The highlights of the show are five billboard-scale paintings from the 1980s, created with the assistance of unnamed Tamil sign painters from Madras. “The Four Corners,” 1985, is probably the best known of Clemente’s large-scale works. A large hand rises from the sea with the thumb pointed to the bottom knuckle of the pinky finger. According to curator Beth Citron, it is a representation of the number one in a certain form of traditional Indian finger counting. Across the palm is a suggestion of a world map, highlighting Africa and parts of Asia. In this work, countries, like his art, have no clear boundaries.
Even more ambiguous is the 1980 “Moon,” depicting a man dragged out of the moon by a huge boulder attached to him by a cord around his neck. He plummets head first from a white-yellow tinged moon surrounded by twirling seas. Is he drowning, dreaming, or just sinking into oblivion?
In a small gallery, almost a niche similar to what you might find in a Hindu temple, are canvases that draw on the erotic temple sculptures in the eastern state of Orissa. These magenta-hued watercolors from 1989 are highly personal expressions of Hindu temple iconography.
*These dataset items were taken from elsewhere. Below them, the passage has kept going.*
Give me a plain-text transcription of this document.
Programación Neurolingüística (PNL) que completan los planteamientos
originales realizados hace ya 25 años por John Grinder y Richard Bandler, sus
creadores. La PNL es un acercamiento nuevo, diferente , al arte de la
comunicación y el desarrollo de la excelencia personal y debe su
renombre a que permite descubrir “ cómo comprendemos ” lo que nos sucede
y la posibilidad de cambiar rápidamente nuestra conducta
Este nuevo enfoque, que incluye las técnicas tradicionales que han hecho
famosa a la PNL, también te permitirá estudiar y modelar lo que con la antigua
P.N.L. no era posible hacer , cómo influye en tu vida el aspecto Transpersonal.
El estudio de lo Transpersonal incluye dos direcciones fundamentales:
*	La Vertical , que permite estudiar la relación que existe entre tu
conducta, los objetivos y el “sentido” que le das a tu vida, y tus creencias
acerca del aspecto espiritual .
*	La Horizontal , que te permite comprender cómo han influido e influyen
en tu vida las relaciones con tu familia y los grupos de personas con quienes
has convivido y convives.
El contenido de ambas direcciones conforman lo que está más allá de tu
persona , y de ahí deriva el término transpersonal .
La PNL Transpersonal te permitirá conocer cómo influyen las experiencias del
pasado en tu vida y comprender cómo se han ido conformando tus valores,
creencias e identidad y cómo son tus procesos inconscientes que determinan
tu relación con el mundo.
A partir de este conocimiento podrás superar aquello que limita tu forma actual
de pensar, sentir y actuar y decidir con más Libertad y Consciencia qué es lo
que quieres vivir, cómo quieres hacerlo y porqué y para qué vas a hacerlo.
Also in this small gallery, Citron has mounted a little gem, the Pinxit series, referring to a court culture genre. Clemente’s “Sixteen Amulets for the Road,” are small-scale watercolors on handmade paper, roughly 20 x 22 inches. Here is where you can best see the influence of Mughal miniature painting in Clemente’s work. In number VII in this series, a figure is weighted down with chains, similar to “Moon.” The background is a Mughal architectural drawing while around the frame are tiny Mughal figures.
The artist Alexander Gorlizki became aware of Cemente’s Pinxit series years ago at the Guggenheim retrospective. “I responded to Clemente’s approach to story telling that is open to interpretation, using a visual language that is whimsical and playful,” says Gorlizki who also works within the tradition of Indian miniatures. “There is a correlation in Clemente’s work not only with early Indian paintings but also medieval western manuscripts that often deal with morality while using absurd and surreal relationships and puns.”